Meetings were held, votes were taken, members were signed up and recognition was eventually granted.

The union and the company negotiated a series of collective agreements and worked together for the five years it took to build the plant. At its peak there were more than 3000 workers on the site, a large majority of whom were union members.

The union negotiated about pay and holidays, about safety equipment and accident compensation. It helped to ensure that workers were recruited fairly, with no bias towards or against different ethnic groups.

It made sure that proper accommodation and other facilities for workers were available. It insisted that there was an HIV/AIDS information and screening programme on site.

What is more, the union used the surplus revenue from the extra members it recruited during the project to build a training centre in the grounds of its offices just outside Kampala.

An agreement was struck with a local vocational school to run courses in the building trades for young people and the Uganda Building Union Training Centre opened for business in August this year.

 

Invisible unions

The trouble is that despite this kind of highly positive impact, the IFC, like the rest of the World Bank Group, remains reluctant to take any steps towards actively encouraging union organisation.

Since 2006, the IFC has required its clients and their contractors to permit independent worker organisation where it arises, but in practice the policy amounts to little more than opening the door a crack.

In the Bujagali case all IFC had to do was to stand back and let the contractor and the union get on with it, but there are many other situations where for a long list of reasons unionisation remains an impossible dream for workers, even if on paper it is permitted.

This brings us back to risk assessment.

The trouble is that within the IFC’s monitoring and evaluation processes, the positive impact of union work is totally invisible.

Of the eight social and environmental monitoring reports produced over the life of the Bujagali project, not one so much as mentions the union.

The IFC’s development impact calculations will not factor in the degree to which the relationship between the contractor and worker representatives contributed to the smooth running of the project and helped to ensure that a long list of undesirable impacts on workers and the local community were avoided.

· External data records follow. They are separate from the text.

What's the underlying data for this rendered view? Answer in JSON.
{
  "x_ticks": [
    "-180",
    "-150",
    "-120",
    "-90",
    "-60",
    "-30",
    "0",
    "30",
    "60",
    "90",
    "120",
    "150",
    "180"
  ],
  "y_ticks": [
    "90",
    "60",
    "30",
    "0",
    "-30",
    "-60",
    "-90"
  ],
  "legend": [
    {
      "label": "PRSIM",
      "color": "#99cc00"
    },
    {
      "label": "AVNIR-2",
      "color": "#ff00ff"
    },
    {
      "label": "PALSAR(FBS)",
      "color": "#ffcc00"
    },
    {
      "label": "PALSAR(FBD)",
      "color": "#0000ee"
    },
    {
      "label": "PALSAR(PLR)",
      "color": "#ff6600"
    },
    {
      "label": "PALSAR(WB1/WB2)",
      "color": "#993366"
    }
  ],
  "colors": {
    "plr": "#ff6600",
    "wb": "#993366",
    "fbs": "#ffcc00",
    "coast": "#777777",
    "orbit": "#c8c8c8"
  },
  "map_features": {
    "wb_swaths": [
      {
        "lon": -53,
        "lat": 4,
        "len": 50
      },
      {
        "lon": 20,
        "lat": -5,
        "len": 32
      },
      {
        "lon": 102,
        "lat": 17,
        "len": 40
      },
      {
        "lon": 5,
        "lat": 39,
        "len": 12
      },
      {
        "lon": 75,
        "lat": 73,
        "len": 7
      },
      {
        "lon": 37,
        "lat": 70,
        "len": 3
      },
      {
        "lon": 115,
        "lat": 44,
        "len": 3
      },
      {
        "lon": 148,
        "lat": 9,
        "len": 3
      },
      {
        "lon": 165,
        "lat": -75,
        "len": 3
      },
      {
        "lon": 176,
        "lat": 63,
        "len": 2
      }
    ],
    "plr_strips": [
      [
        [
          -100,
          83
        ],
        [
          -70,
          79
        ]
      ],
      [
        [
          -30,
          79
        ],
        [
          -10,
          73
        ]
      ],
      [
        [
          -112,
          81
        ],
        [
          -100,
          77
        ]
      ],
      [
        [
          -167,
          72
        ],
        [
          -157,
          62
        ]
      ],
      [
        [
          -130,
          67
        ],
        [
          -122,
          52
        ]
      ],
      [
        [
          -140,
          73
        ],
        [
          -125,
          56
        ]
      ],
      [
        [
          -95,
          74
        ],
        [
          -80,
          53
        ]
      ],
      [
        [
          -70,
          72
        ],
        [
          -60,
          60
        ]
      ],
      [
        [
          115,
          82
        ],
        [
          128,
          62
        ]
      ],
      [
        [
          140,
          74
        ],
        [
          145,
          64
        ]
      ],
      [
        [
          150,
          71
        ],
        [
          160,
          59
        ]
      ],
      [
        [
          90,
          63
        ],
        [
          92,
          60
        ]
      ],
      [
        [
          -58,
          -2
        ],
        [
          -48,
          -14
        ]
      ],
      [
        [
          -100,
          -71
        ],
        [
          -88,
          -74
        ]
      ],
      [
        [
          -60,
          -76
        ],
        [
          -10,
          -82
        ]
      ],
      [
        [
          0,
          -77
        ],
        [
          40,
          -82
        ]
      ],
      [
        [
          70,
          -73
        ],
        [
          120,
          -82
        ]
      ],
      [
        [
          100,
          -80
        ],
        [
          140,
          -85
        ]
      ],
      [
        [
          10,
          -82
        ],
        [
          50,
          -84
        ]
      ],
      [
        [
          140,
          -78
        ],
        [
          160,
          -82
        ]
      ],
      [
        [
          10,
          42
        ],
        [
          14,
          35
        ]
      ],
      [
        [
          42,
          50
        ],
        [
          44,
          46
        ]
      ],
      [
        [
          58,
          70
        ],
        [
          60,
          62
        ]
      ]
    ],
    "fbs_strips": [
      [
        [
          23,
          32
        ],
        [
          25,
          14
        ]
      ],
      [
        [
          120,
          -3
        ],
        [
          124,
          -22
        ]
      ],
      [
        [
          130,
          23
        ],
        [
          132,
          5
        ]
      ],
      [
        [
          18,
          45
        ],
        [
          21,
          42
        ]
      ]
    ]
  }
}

They will certainly not factor in the long-term impact of the new building trades training centre.

With this kind of information failing to find its way into the World Bank evidence base, it is hardly surprising that the WDR excludes from consideration the possibility that systematic support for and capacity-building work with trade unions and other workers’ organisations could make a significant contribution to the management and reduction of social and economic risk.

The evidence about the positive impact of independent worker representation and collective bargaining on social and economic development is simply not put onto the scales.

For this reason, and whatever its other merits, the WDR 2014 is bad policy science.

My advice to next year’s WDR team is that before they start to write their report they sit down with some of their colleagues from the International Labour Organization (ILO).

Maybe at that meeting they could discuss the ILO’s research on the impact of collective bargaining on low wages, and on the impact of raising the wage floor on economic development and resilience in the face of risk.

They could ask about the strong and internationally consistent correlation between union presence and safer workplaces. And then perhaps they should call up the Uganda Building Union and ask if they can visit that training centre standing proudly on the road from Kampala to Entebbe.

They might learn something there, too.

 

Conor Cradden is a research fellow at the University of Lausanne in Switzerland. This article draws on research funded by the Swiss Network for International Studies, a publicly funded grant-giving body based in Geneva. The author is writing in a personal capacity.